On Tue, Apr 11, 2017 at 10:14 PM, taylor, david wrote:
> We are using Git in a distributed environment.
>
> In the United States, we have the master repository in one state and a build
> cluster in a different state.
> In addition to people in the US doing builds, we have people in other
> countries (Ireland, India, Israel,
> Russia, possibly others) doing builds -- using the build cluster.
>
> The local mirror of the repository is NFS accessible. The plan is to make
> builds faster through the use
> of work trees. The build cluster nodes involved in the build will have a
> worktree in RAM -- checked out
> for the duration of the build. Since the worktree is in RAM, it will not be
> NFS accessible.
>
> [Cloning takes 20+ minutes when the network is unloaded. Building, with
> sources NFS mounted, takes
> 5-10 minutes.]
Using worktrees in this scenario kinda defeats the distributed nature
of git. Cloning takes long, yes. But what about just "git pull" (or
"git fetch && git checkout -f" if you want to avoid merging)?
> This presents a few problems.
>
> When we are done with a work tree, we want to clean up -- think: prune. But,
> you cannot prune just
> one worktree; you have to prune the set. And no machine has access to all
> the worktrees. So, no
> machine knows which ones are prunable.
By "prune one worktree", did you mean delete one? Or delete a branch
the worktree uses and prune the object database?
> There is no 'lock' option to 'add'. If someone does a 'prune' after you do
> an 'add' and before you do a
> 'lock', then your 'add' is undone.
>
> Are there any plans to add a '[--lock]' option to 'add' to create the
> worktree in the locked state? And/or
> plans to add a [...] option to prune to say 'prune only this path /
> these paths'?
So this is "git worktree prune". Adding "worktree add --locked" sounds
reasonable (and quite simple too, because "worktree add" does lock the
worktree at creation time; we just need to stop it from releasing the
lock).
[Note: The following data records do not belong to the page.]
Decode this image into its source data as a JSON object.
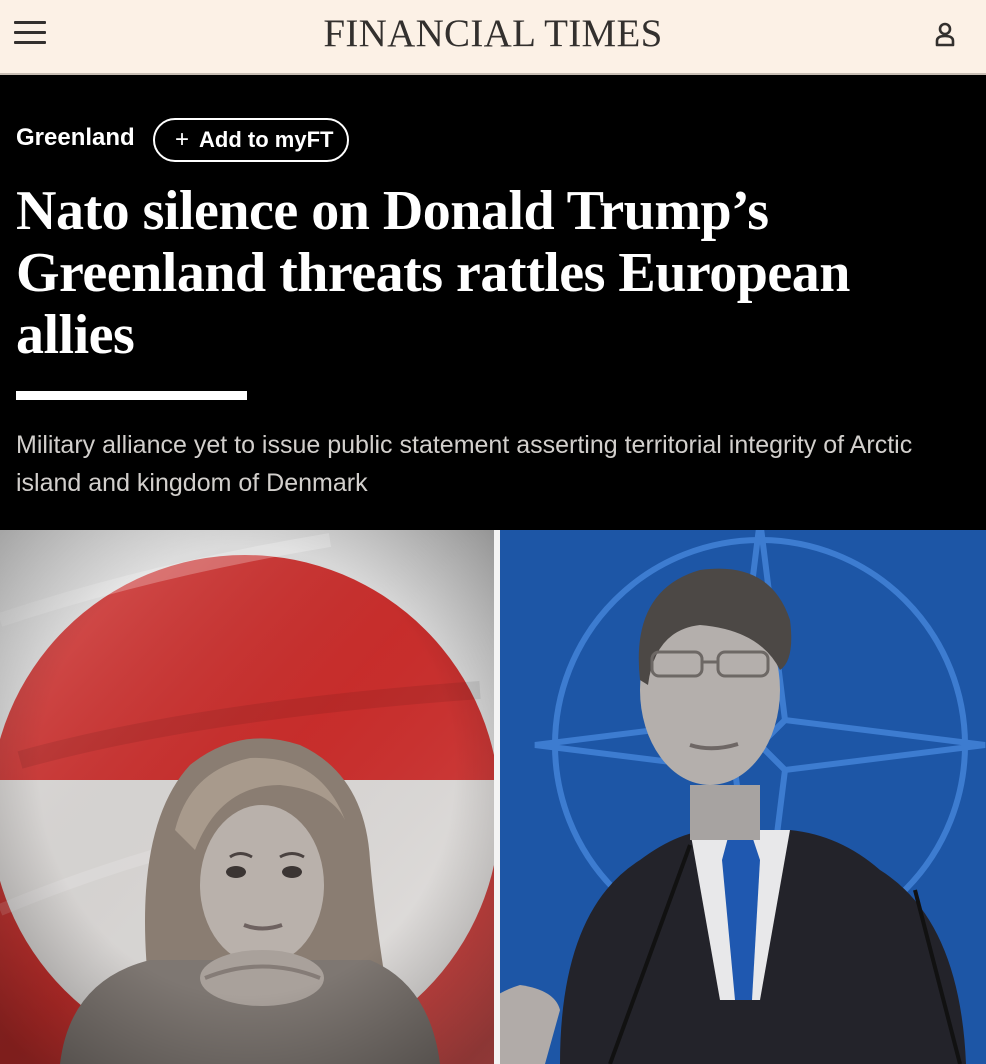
{
  "header": {
    "brand": "FINANCIAL TIMES",
    "menu_icon": "hamburger-menu-icon",
    "user_icon": "user-account-icon"
  },
  "article": {
    "topic": "Greenland",
    "follow_button": {
      "icon": "+",
      "label": "Add to myFT"
    },
    "headline": "Nato silence on Donald Trump’s Greenland threats rattles European allies",
    "standfirst": "Military alliance yet to issue public statement asserting territorial integrity of Arctic island and kingdom of Denmark"
  },
  "colors": {
    "masthead_bg": "#fcf1e6",
    "masthead_text": "#33302e",
    "page_bg": "#000000",
    "standfirst_text": "#d2cfcc",
    "greenland_flag_red": "#d8312f",
    "nato_blue": "#1d56a6"
  }
}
I might be able to do it quickly (it does not mean "available
in the next release" though).
If you need to just prune "this path", I think it's the equivalent of
"git worktree remove" (i.e. delete a specific worktree). Work has been
going on for a while to add that command. Maybe it'll be available
later this year.
> If there are no plans, is the above an acceptable interface? And if we
> implemented it, would it be looked
> upon favorably?
Speaking of this use case (and this is my own opinion) I think this is
stretching "git worktree" too much. When I created it, I imagined this
functionality to be used by a single person.